An alliance of companies promoting embedded Internet Protocol in smart devices, like military sensors and home appliances, has added 12 new member organizations including Intel Corp.
The Internet Protocol for Smart Objects (IPSO) Alliance, formed in September 2008, evangelizes the idea that an entirely IP-based network makes it easier for dissimilar devices to communicate with each other, instead of being hindered by proprietary and ad hoc protocols.
Chairman of the IPSO Alliance, Geoff Mulligan, said the traditional thinking was that IP was too complex, too costly and was really meant only to interconnect PCs, but “why not just push IP all the way to the edge of the network, the boundary between the physical world and internet?”
Certain vendors’ insistence to use proprietary technology when IP readily exists, said Mulligan, only means that “we’re creating islands of networks that don’t easily talk to each other.”
Moreover, proprietary protocols require complex gateways and special-purpose programs to translate the protocols, said Mulligan.
The 12 new member organizations to the IPSO Alliance include Intel, Johnson Controls, and Bosch, taking the member count to 51. Existing members include Cisco Systems Inc., Ericsson Inc., SAP AG and Sun Microsystems Inc..

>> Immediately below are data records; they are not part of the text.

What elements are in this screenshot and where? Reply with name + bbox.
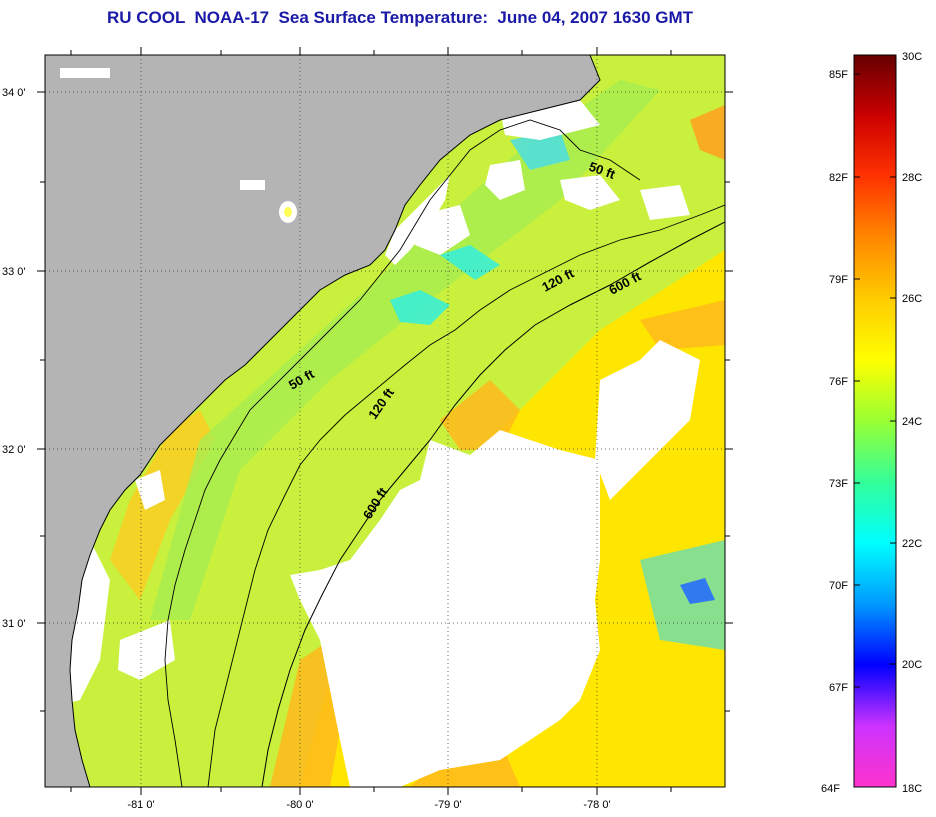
colorbar bbox=[853, 54, 897, 788]
lat-label-31: 31 0' bbox=[2, 618, 26, 630]
scale-f-82: 82F bbox=[829, 172, 848, 184]
scale-f-70: 70F bbox=[829, 580, 848, 592]
sst-orange-coastal bbox=[110, 410, 215, 600]
sst-cyan-patch-4 bbox=[640, 540, 725, 650]
cloud-sw bbox=[135, 470, 165, 510]
coastline bbox=[69, 55, 601, 787]
cloud-east bbox=[595, 340, 700, 500]
map-layers: 50 ft 120 ft 600 ft 50 ft 120 ft 600 ft bbox=[45, 55, 725, 787]
inland-speck-2 bbox=[240, 180, 265, 190]
scale-c-18: 18C bbox=[902, 783, 922, 795]
contour-50ft bbox=[164, 119, 641, 787]
scale-c-28: 28C bbox=[902, 172, 922, 184]
lat-label-34: 34 0' bbox=[2, 87, 26, 99]
scale-f-85: 85F bbox=[829, 69, 848, 81]
sst-cyan-patch-3 bbox=[510, 130, 570, 170]
sst-cyan-patch-1 bbox=[390, 290, 450, 325]
inland-speck-1 bbox=[60, 68, 110, 78]
scale-c-20: 20C bbox=[902, 659, 922, 671]
scale-f-64: 64F bbox=[821, 783, 840, 795]
scale-f-67: 67F bbox=[829, 682, 848, 694]
inland-speck-3-core bbox=[284, 207, 292, 217]
land-mass bbox=[45, 55, 600, 787]
axis-ticks bbox=[37, 47, 733, 795]
scale-c-22: 22C bbox=[902, 538, 922, 550]
lat-label-32: 32 0' bbox=[2, 444, 26, 456]
cloud-south-coast-2 bbox=[118, 620, 175, 680]
scale-c-30: 30C bbox=[902, 51, 922, 63]
lon-label-79: -79 0' bbox=[434, 799, 461, 811]
map-frame bbox=[44, 54, 726, 788]
scale-f-73: 73F bbox=[829, 478, 848, 490]
colorbar-ticks bbox=[854, 73, 896, 688]
cloud-east-2 bbox=[640, 185, 690, 220]
cloud-ne-1 bbox=[485, 160, 525, 200]
sst-orange-patch-4 bbox=[690, 105, 725, 160]
scale-f-76: 76F bbox=[829, 376, 848, 388]
sst-orange-patch-1 bbox=[270, 640, 345, 787]
cloud-ne-2 bbox=[560, 175, 620, 210]
lat-label-33: 33 0' bbox=[2, 266, 26, 278]
graticule bbox=[45, 55, 725, 787]
sst-green-nearshore bbox=[150, 80, 660, 620]
scale-f-79: 79F bbox=[829, 274, 848, 286]
sst-blue-patch bbox=[680, 578, 715, 604]
lon-label-80: -80 0' bbox=[286, 799, 313, 811]
contour-600ft bbox=[261, 221, 725, 787]
sst-orange-patch-3 bbox=[640, 300, 725, 350]
scale-c-26: 26C bbox=[902, 293, 922, 305]
lon-label-81: -81 0' bbox=[127, 799, 154, 811]
scale-c-24: 24C bbox=[902, 416, 922, 428]
cloud-large-central bbox=[290, 430, 600, 787]
lon-label-78: -78 0' bbox=[583, 799, 610, 811]
map-title: RU COOL NOAA-17 Sea Surface Temperature:… bbox=[106, 8, 694, 27]
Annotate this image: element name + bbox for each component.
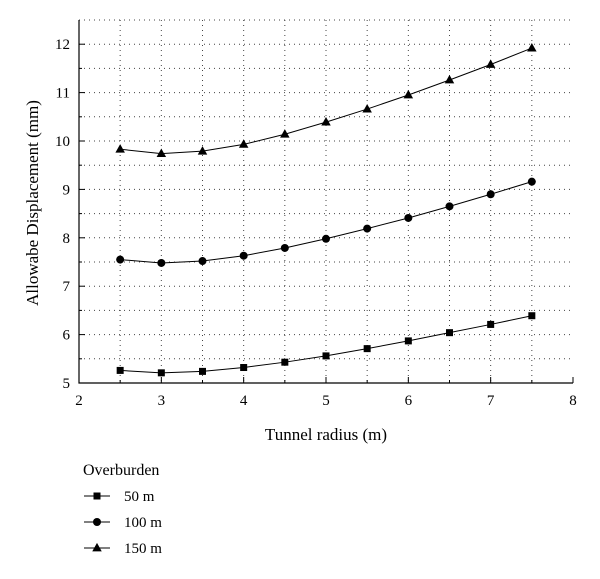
series-square [116, 312, 536, 377]
data-point-triangle [321, 117, 331, 126]
legend-entry: 100 m [84, 515, 162, 531]
legend-entry: 50 m [84, 489, 155, 505]
data-point-circle [116, 255, 125, 264]
y-tick-label: 6 [63, 328, 71, 344]
x-tick-label: 3 [158, 393, 166, 409]
data-point-triangle [115, 144, 125, 153]
data-point-triangle [280, 129, 290, 138]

Mulligan envisions IP-based smart objects in use in a plethora of ways. The military can use a network of sensors for vibration, temperature, light or motion, to protect an asset, for instance.
Similarly, in the household, a network of smart objects can be used for controlling different, seemingly unrelated appliances. Mulligan describes one possible scenario where a house fire triggers the smoke detectors, which then automatically turn off all gas appliances like the stove and water heater, and finally the homeowner receives a phone SMS message that the smoke detector has gone off.
“If it’s all IP-based it becomes very easy to interconnect the devices because we don’t need to convince all these different vendors to use a single protocol except the protocol that already runs the entire world,” said Mulligan.
And, in home health and elder care, Mulligan envisions that devices and everyday appliances can relay information about what individuals are doing through interactions with those objects. And, an IP-based blood pressure device can automatically relay blood pressure measurement to the health-care provider, said Mulligan.
Steve Adams, senior strategic planner with Santa Clara, Calif.-based chipmaker Intel Corp. and IPSO Alliance board member, said the main motivation for Intel joining the alliance was, as with other standards organizations and special interest groups, promote the use of standards that enhance interoperability.
“Interoperability, especially protocols like IP have been some of the core building blocks that have enabled the internet to become as useful a tool as it is today,” said Adams. From Intel’s perspective, he continued, “we want to see that same phenomenon occur in the more deeply embedded network that you find inside buildings, factories, transportation systems, etc.”
Jerry Martocci, lead staff engineer with Johnson Controls Inc., a Milwaukee, WI.-based vendor of building efficiency and automotive technologies, has observed a trend toward convergence of IT and facilities in the last decade. “We would find ourselves going in and talking to the facilities guys rather than the IT guys up until about 10 years ago, and now we spend a lot more time talking to the IT guys,” said Martocci.
“Marrying (IT and facilities) further down into the sensor level seems almost to us to be the next logical steps,” said Martocci.
That convergence will continue and technologies will get commoditized and therefore cheaper, predicts Martocci. And, even non-traditional vendors in this space like Microsoft and Google will bring froth new applications, he said.
In the future, Mulligan hopes there will be an evolution to the everyday household and its appliances and devices as we know them today. But he also envisions IP will tackle an even broader landscape for things like better control of green energy as with smart grids.
Especially with IP v.6, the newest version, grants enough possibilities such that if every grain of sand on earth were assigned an IP address, there would be ample addresses left over, said Mulligan.
“With IPv.6, you can give everything an IP address,” he said.